Profughi, nelle caserme solo in caso emergenza

Si riaccende la questione sulla disponibilità a concedere le caserme dismesse per ospitare l’arrivo di nuovi profughi in Veneto. Il vertice svoltosi in settimana, presieduto dal prefetto di Venezia Domenico Cuttaia, non ha sciolto completamente i dubbi, eppure l’indicazione che arriva dal ministero degli Interni sembra andare proprio in questa direzione, nonostante le proteste della quasi totalità dei sindaci.

Carlo De Rogatis, viceprefetto a Belluno, e un tempo a Treviso, interpellato dal Mattino di Padova, su questo punto è stato chiaro: la posizione del Viminale sulla questione resta la stessa, ossia, che in futuro si potrà sistemare i migranti anche nei vecchi siti militari, ma solo se saranno assegnati al Veneto altre migliaia di profughi, ossia in caso di «emergenza estrema», e a discrezione dello stesso ministero dell’Interno.
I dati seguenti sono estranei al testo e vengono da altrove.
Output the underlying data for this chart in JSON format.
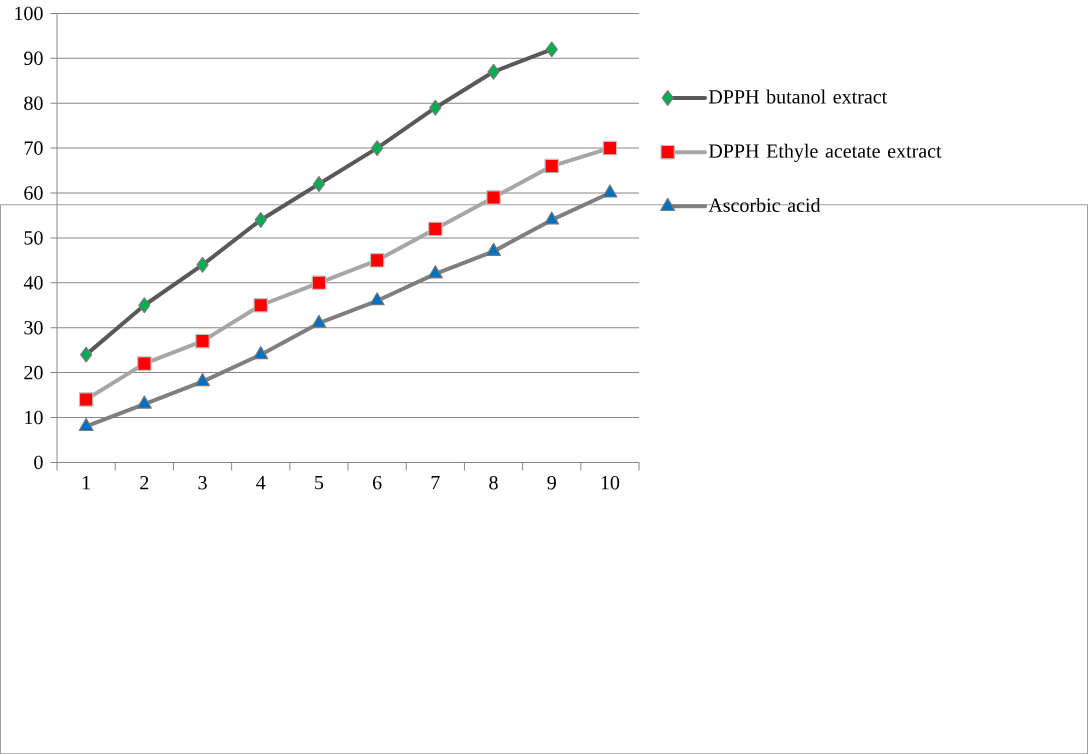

In totale i siti militari adeguati e individuati come possibili scelte sono due in provincia di Padova: a Vigodarzere e a Bagnoli di Sopra, due nella Marca trevigiana: la caserma Serena a Treviso e l’ex sito militare di Susegana.  A Venezia la sola ex caserma di San Donà sarebbe idonea, mentre a Belluno si potrebbe utilizzare il sito a Pieve di Cadore. Nessun vecchio sito militare è stato giudicato adeguato invece nelle provincie di Rovigo, Vicenza e Verona.